Former Tennessee and Colorado Rockies’ first baseman Todd Helton is a game-changing player in the world of baseball.
In his fourth year on the Hall of Fame ballot, the former Vol received votes on 52 percent of the ballots that were cast in 2022. While that wasn’t enough to get Helton into the Hall of Fame, it is the highest percentage he has had so far.
According to MLB, Helton had 205 votes in total in 2022.
Helton’s fourth attempt at the Hall of Fame was the closest he has been yet in his 10 allotted attempts. In 2019, Helton earned 16.5 percent of votes, while bumping that number up to 29.2 percent in 2020. Then, in his third year in the polls, Helton once again moved up to 44.9 percent in 2021. And now, in 2022, Helton was at 52 percent.
While it’s disappointing that Helton still isn’t high enough to be an inductee yet, he is certainly trending in an upwards direction in the year-to-year voting.
To be inducted into the MLB Hall of Fame, a nominee needs to receive votes on 75 percent of the ballots.
See Also from RTI: BREAKING: Lady Vols Lose Star to ACL Tear
The 2022 Hall of Fame class was full of notable names – for better or worse. On one hand, major league legend David Ortiz soared past the 75 percent threshold, becoming a first-ballot Hall of Fame player in the process. However, on the other hand, Barry Bonds and Roger Clemmons did not receive enough votes in their final year of allotted attempts respectively. Ortiz is the only inductee from the 2022 class.

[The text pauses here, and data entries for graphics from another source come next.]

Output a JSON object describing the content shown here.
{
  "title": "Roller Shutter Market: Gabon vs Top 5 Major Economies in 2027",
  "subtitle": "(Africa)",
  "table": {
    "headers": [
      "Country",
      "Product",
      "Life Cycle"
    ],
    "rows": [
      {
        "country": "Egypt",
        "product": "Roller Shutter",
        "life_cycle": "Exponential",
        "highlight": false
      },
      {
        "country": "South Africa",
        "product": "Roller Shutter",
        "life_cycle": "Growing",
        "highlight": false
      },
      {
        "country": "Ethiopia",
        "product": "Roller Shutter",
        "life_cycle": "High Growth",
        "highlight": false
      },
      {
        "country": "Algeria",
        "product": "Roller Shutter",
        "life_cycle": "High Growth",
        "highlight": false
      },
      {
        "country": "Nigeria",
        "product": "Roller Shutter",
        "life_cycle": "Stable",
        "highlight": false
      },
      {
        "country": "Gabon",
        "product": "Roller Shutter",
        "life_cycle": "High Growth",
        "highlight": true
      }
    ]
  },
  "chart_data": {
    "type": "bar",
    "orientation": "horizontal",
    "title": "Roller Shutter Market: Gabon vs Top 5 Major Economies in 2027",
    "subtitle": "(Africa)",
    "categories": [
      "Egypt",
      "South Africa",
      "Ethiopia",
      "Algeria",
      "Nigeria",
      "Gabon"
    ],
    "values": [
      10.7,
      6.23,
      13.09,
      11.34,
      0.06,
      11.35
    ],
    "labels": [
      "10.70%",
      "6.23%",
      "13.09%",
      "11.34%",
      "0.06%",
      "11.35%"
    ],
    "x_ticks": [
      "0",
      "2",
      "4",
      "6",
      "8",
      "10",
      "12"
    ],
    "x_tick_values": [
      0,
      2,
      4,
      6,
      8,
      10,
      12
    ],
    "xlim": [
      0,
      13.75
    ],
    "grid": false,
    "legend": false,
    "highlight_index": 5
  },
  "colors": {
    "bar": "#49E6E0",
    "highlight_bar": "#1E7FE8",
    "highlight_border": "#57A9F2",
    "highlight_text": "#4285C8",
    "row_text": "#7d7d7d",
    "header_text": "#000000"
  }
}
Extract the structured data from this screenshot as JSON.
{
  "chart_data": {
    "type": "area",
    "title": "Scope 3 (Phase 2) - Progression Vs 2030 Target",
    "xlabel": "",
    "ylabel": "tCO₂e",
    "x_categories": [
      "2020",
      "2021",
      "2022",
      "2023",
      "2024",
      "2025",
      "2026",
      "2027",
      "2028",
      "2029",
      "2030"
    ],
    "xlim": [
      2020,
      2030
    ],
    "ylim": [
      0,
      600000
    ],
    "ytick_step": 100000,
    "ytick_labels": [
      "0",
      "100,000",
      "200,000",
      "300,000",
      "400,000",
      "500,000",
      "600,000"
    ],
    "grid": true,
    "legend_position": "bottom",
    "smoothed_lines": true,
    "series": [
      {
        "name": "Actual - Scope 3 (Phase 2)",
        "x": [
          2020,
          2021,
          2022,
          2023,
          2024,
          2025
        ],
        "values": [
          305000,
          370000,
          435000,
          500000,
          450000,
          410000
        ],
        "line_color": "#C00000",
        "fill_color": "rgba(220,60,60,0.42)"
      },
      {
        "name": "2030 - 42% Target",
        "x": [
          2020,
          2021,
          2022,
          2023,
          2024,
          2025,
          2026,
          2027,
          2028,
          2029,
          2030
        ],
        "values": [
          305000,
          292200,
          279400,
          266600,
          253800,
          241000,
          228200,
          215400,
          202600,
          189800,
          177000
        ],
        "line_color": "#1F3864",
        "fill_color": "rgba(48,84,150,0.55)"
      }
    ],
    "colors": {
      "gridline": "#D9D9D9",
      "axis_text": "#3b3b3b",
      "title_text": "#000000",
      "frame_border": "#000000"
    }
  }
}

After being born in Knoxville, TN, Helton went to Central High School before attending the University of Tennessee on a football and baseball scholarship. Following the 1995 baseball season, Helton was named the Dick Howser National Collegiate Baseball Player of the Year. After his time in Knoxville came to a close, Helton would eventually move onto the big leagues.
Todd Helton finished his MLB career as a five-time All-Star, a three-time Gold Glove award winner, and a four-time Silver Slugger award winner. Additionally, in the year 2000, Helton won the NL Hank Aaron Award and was crowned the Major League Batting champion.
Helton’s entire major league career, from 1997 to 2013, was spent with the Colorado Rockies. The former Vol’s No. 17 is also retired in Colorado.